In a two-part narrative, escaped convict Seth Gecko (Clooney) is busted from the slam by his brother Ritchie (Tarantino), and the duo go on a crime spree, robbing, raping and murdering in no particular order. The film starts off in grand Tarantino fashion with a fantastic pre-credits scene that unfolds at a liquor store that Seth and Ritchie are h0lding up. It ends, literally, in fireworks.
From there the Gecko brothers hijack an RV driven by a faithless preacher (Keitel) and his kids (Lewis and Ernest Liu) and force them to smuggle them across the border to Mexico.
They stop at a bar called the Titty Twister, a rough and tumble trucker's bar that, it turns out, is full of vampires. Yes, vampires. The rest of the film is almost non-stop carnage as the vamps feast upon the clientele, leaving Seth and the gang fighting for their lives.
To say the film takes a nasty turn would be an understatement. bodies are ripped apart and put back together in unnatural ways to create grisly musical instruments, hearts are devoured (and impaled with pencils), disembodied heads bounce across the bar, and blood and other bodily fluids spray all over the place.
Visually the film is outstanding, with good effects (though it's obvious when CG is employed, it's not used too much), the quips are giddily groan-inducing, and the action is intense, if over-the-top. Rodriguez and Tarantino were among the first to really make their vampires out-and-out monsters, as opposed to the nobleman-type vampires that had been all the rage, or even the goth-punk vampires from films like "The Lost Boys." Here there vampires are grotesque, demonic creatures, but with soft bodies that something as dull as a table leg can pierce.
Clooney plays a great antihero who manages to be sympathetic even when he's a complete bastard (and we see him as thus many times), but he still has principles, as strange as that sounds.
The film is wickedly funny and full of small personal choices, such as what Seth should do when someone close to him becomes a vampire.
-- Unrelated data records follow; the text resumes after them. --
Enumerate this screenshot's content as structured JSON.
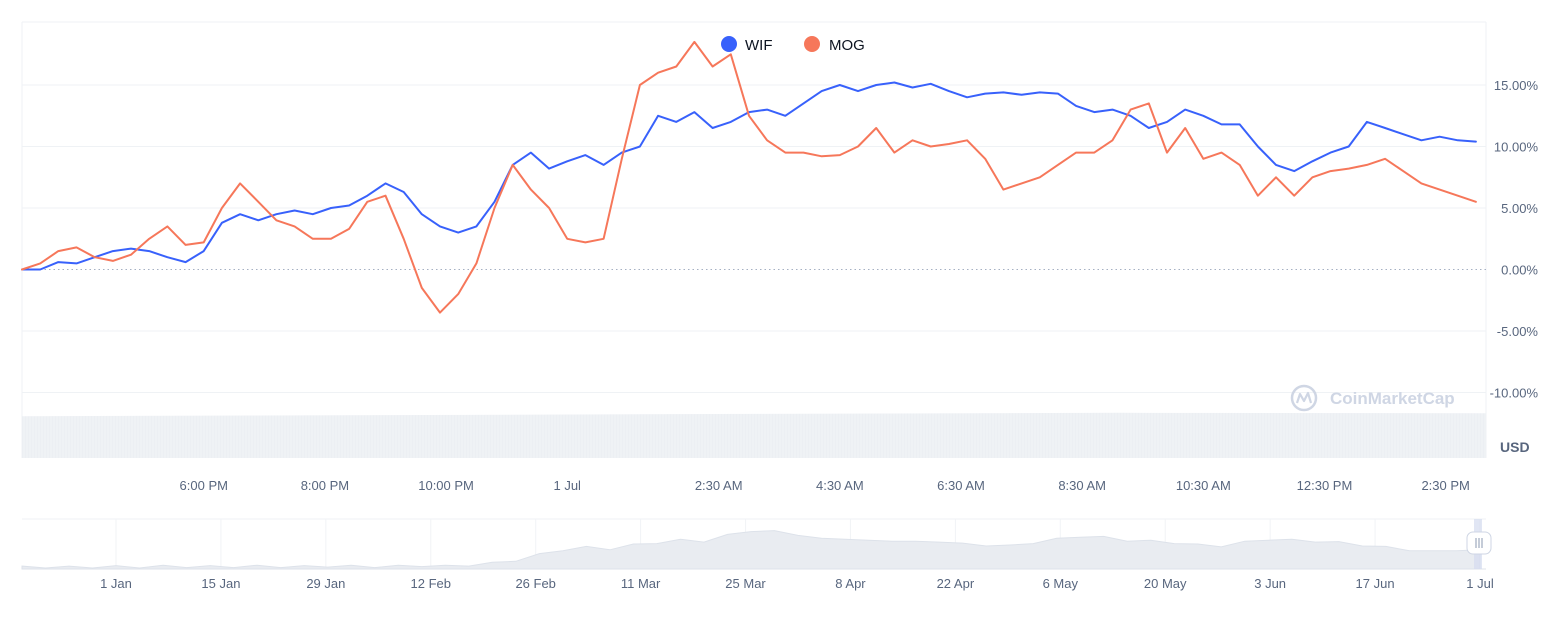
{
  "chart_data": {
    "type": "line",
    "y_unit": "%",
    "ylim": [
      -10,
      20
    ],
    "y_ticks": [
      "15.00%",
      "10.00%",
      "5.00%",
      "0.00%",
      "-5.00%",
      "-10.00%"
    ],
    "y_tick_values": [
      15,
      10,
      5,
      0,
      -5,
      -10
    ],
    "x_ticks": [
      "6:00 PM",
      "8:00 PM",
      "10:00 PM",
      "1 Jul",
      "2:30 AM",
      "4:30 AM",
      "6:30 AM",
      "8:30 AM",
      "10:30 AM",
      "12:30 PM",
      "2:30 PM"
    ],
    "x_tick_hours": [
      3.0,
      5.0,
      7.0,
      9.0,
      11.5,
      13.5,
      15.5,
      17.5,
      19.5,
      21.5,
      23.5
    ],
    "x_range_hours": [
      0,
      24.1
    ],
    "currency": "USD",
    "watermark": "CoinMarketCap",
    "series": [
      {
        "name": "WIF",
        "color": "#3861fb",
        "x_hours": [
          0.0,
          0.3,
          0.6,
          0.9,
          1.2,
          1.5,
          1.8,
          2.1,
          2.4,
          2.7,
          3.0,
          3.3,
          3.6,
          3.9,
          4.2,
          4.5,
          4.8,
          5.1,
          5.4,
          5.7,
          6.0,
          6.3,
          6.6,
          6.9,
          7.2,
          7.5,
          7.8,
          8.1,
          8.4,
          8.7,
          9.0,
          9.3,
          9.6,
          9.9,
          10.2,
          10.5,
          10.8,
          11.1,
          11.4,
          11.7,
          12.0,
          12.3,
          12.6,
          12.9,
          13.2,
          13.5,
          13.8,
          14.1,
          14.4,
          14.7,
          15.0,
          15.3,
          15.6,
          15.9,
          16.2,
          16.5,
          16.8,
          17.1,
          17.4,
          17.7,
          18.0,
          18.3,
          18.6,
          18.9,
          19.2,
          19.5,
          19.8,
          20.1,
          20.4,
          20.7,
          21.0,
          21.3,
          21.6,
          21.9,
          22.2,
          22.5,
          22.8,
          23.1,
          23.4,
          23.7,
          24.0
        ],
        "values": [
          0.0,
          0.0,
          0.6,
          0.5,
          1.0,
          1.5,
          1.7,
          1.5,
          1.0,
          0.6,
          1.5,
          3.8,
          4.5,
          4.0,
          4.5,
          4.8,
          4.5,
          5.0,
          5.2,
          6.0,
          7.0,
          6.3,
          4.5,
          3.5,
          3.0,
          3.5,
          5.5,
          8.5,
          9.5,
          8.2,
          8.8,
          9.3,
          8.5,
          9.5,
          10.0,
          12.5,
          12.0,
          12.8,
          11.5,
          12.0,
          12.8,
          13.0,
          12.5,
          13.5,
          14.5,
          15.0,
          14.5,
          15.0,
          15.2,
          14.8,
          15.1,
          14.5,
          14.0,
          14.3,
          14.4,
          14.2,
          14.4,
          14.3,
          13.3,
          12.8,
          13.0,
          12.5,
          11.5,
          12.0,
          13.0,
          12.5,
          11.8,
          11.8,
          10.0,
          8.5,
          8.0,
          8.8,
          9.5,
          10.0,
          12.0,
          11.5,
          11.0,
          10.5,
          10.8,
          10.5,
          10.4
        ]
      },
      {
        "name": "MOG",
        "color": "#f6775a",
        "x_hours": [
          0.0,
          0.3,
          0.6,
          0.9,
          1.2,
          1.5,
          1.8,
          2.1,
          2.4,
          2.7,
          3.0,
          3.3,
          3.6,
          3.9,
          4.2,
          4.5,
          4.8,
          5.1,
          5.4,
          5.7,
          6.0,
          6.3,
          6.6,
          6.9,
          7.2,
          7.5,
          7.8,
          8.1,
          8.4,
          8.7,
          9.0,
          9.3,
          9.6,
          9.9,
          10.2,
          10.5,
          10.8,
          11.1,
          11.4,
          11.7,
          12.0,
          12.3,
          12.6,
          12.9,
          13.2,
          13.5,
          13.8,
          14.1,
          14.4,
          14.7,
          15.0,
          15.3,
          15.6,
          15.9,
          16.2,
          16.5,
          16.8,
          17.1,
          17.4,
          17.7,
          18.0,
          18.3,
          18.6,
          18.9,
          19.2,
          19.5,
          19.8,
          20.1,
          20.4,
          20.7,
          21.0,
          21.3,
          21.6,
          21.9,
          22.2,
          22.5,
          22.8,
          23.1,
          23.4,
          23.7,
          24.0
        ],
        "values": [
          0.0,
          0.5,
          1.5,
          1.8,
          1.0,
          0.7,
          1.2,
          2.5,
          3.5,
          2.0,
          2.2,
          5.0,
          7.0,
          5.5,
          4.0,
          3.5,
          2.5,
          2.5,
          3.3,
          5.5,
          6.0,
          2.5,
          -1.5,
          -3.5,
          -2.0,
          0.5,
          5.0,
          8.5,
          6.5,
          5.0,
          2.5,
          2.2,
          2.5,
          9.0,
          15.0,
          16.0,
          16.5,
          18.5,
          16.5,
          17.5,
          12.5,
          10.5,
          9.5,
          9.5,
          9.2,
          9.3,
          10.0,
          11.5,
          9.5,
          10.5,
          10.0,
          10.2,
          10.5,
          9.0,
          6.5,
          7.0,
          7.5,
          8.5,
          9.5,
          9.5,
          10.5,
          13.0,
          13.5,
          9.5,
          11.5,
          9.0,
          9.5,
          8.5,
          6.0,
          7.5,
          6.0,
          7.5,
          8.0,
          8.2,
          8.5,
          9.0,
          8.0,
          7.0,
          6.5,
          6.0,
          5.5
        ]
      }
    ],
    "volume_level_fraction": [
      0.72,
      0.74,
      0.76,
      0.78,
      0.77
    ],
    "navigator_ticks": [
      "1 Jan",
      "15 Jan",
      "29 Jan",
      "12 Feb",
      "26 Feb",
      "11 Mar",
      "25 Mar",
      "8 Apr",
      "22 Apr",
      "6 May",
      "20 May",
      "3 Jun",
      "17 Jun",
      "1 Jul"
    ],
    "navigator_levels": [
      0.04,
      0.04,
      0.04,
      0.04,
      0.05,
      0.04,
      0.06,
      0.05,
      0.05,
      0.05,
      0.06,
      0.05,
      0.05,
      0.06,
      0.06,
      0.05,
      0.06,
      0.07,
      0.06,
      0.08,
      0.12,
      0.18,
      0.3,
      0.4,
      0.45,
      0.42,
      0.5,
      0.55,
      0.6,
      0.58,
      0.7,
      0.8,
      0.78,
      0.72,
      0.62,
      0.64,
      0.58,
      0.6,
      0.56,
      0.58,
      0.52,
      0.5,
      0.48,
      0.55,
      0.62,
      0.68,
      0.66,
      0.6,
      0.58,
      0.55,
      0.5,
      0.48,
      0.56,
      0.62,
      0.6,
      0.58,
      0.55,
      0.5,
      0.45,
      0.4,
      0.36,
      0.4,
      0.38
    ]
  }
}
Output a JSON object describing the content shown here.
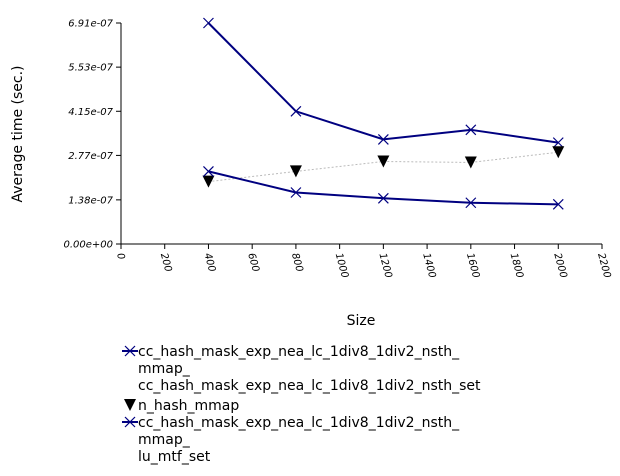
{
  "chart_data": {
    "type": "line",
    "xlabel": "Size",
    "ylabel": "Average time (sec.)",
    "xlim": [
      0,
      2200
    ],
    "ylim": [
      0,
      6.91e-07
    ],
    "x_ticks": [
      0,
      200,
      400,
      600,
      800,
      1000,
      1200,
      1400,
      1600,
      1800,
      2000,
      2200
    ],
    "y_ticks": [
      0,
      1.38e-07,
      2.77e-07,
      4.15e-07,
      5.53e-07,
      6.91e-07
    ],
    "x_tick_labels": [
      "0",
      "200",
      "400",
      "600",
      "800",
      "1000",
      "1200",
      "1400",
      "1600",
      "1800",
      "2000",
      "2200"
    ],
    "y_tick_labels": [
      "0.00e+00",
      "1.38e-07",
      "2.77e-07",
      "4.15e-07",
      "5.53e-07",
      "6.91e-07"
    ],
    "legend_position": "bottom",
    "series": [
      {
        "name_lines": [
          "cc_hash_mask_exp_nea_lc_1div8_1div2_nsth_",
          "mmap_",
          "cc_hash_mask_exp_nea_lc_1div8_1div2_nsth_set"
        ],
        "marker": "x",
        "line": "solid",
        "color": "#000080",
        "x": [
          400,
          800,
          1200,
          1600,
          2000
        ],
        "y": [
          6.91e-07,
          4.15e-07,
          3.27e-07,
          3.57e-07,
          3.17e-07
        ]
      },
      {
        "name_lines": [
          "n_hash_mmap"
        ],
        "marker": "triangle-down",
        "line": "dotted",
        "color": "#000000",
        "line_color": "#bbbbbb",
        "x": [
          400,
          800,
          1200,
          1600,
          2000
        ],
        "y": [
          1.95e-07,
          2.27e-07,
          2.58e-07,
          2.55e-07,
          2.87e-07
        ]
      },
      {
        "name_lines": [
          "cc_hash_mask_exp_nea_lc_1div8_1div2_nsth_",
          "mmap_",
          "lu_mtf_set"
        ],
        "marker": "x",
        "line": "solid",
        "color": "#000080",
        "x": [
          400,
          800,
          1200,
          1600,
          2000
        ],
        "y": [
          2.27e-07,
          1.61e-07,
          1.43e-07,
          1.29e-07,
          1.24e-07
        ]
      }
    ]
  }
}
Kill him, or kill those trying to kill him?
Oh, and there's That Salma Hayek Table Dance (which is used with capital letters to denote it's a proper noun). She has a snake and that's about all I can say about that.
If you haven't seen "Dusk" it's certainly a must-see (and must-see again and again). It's pure b-movie magic that's smarter, funnier, gorier and better than most a-list films out there.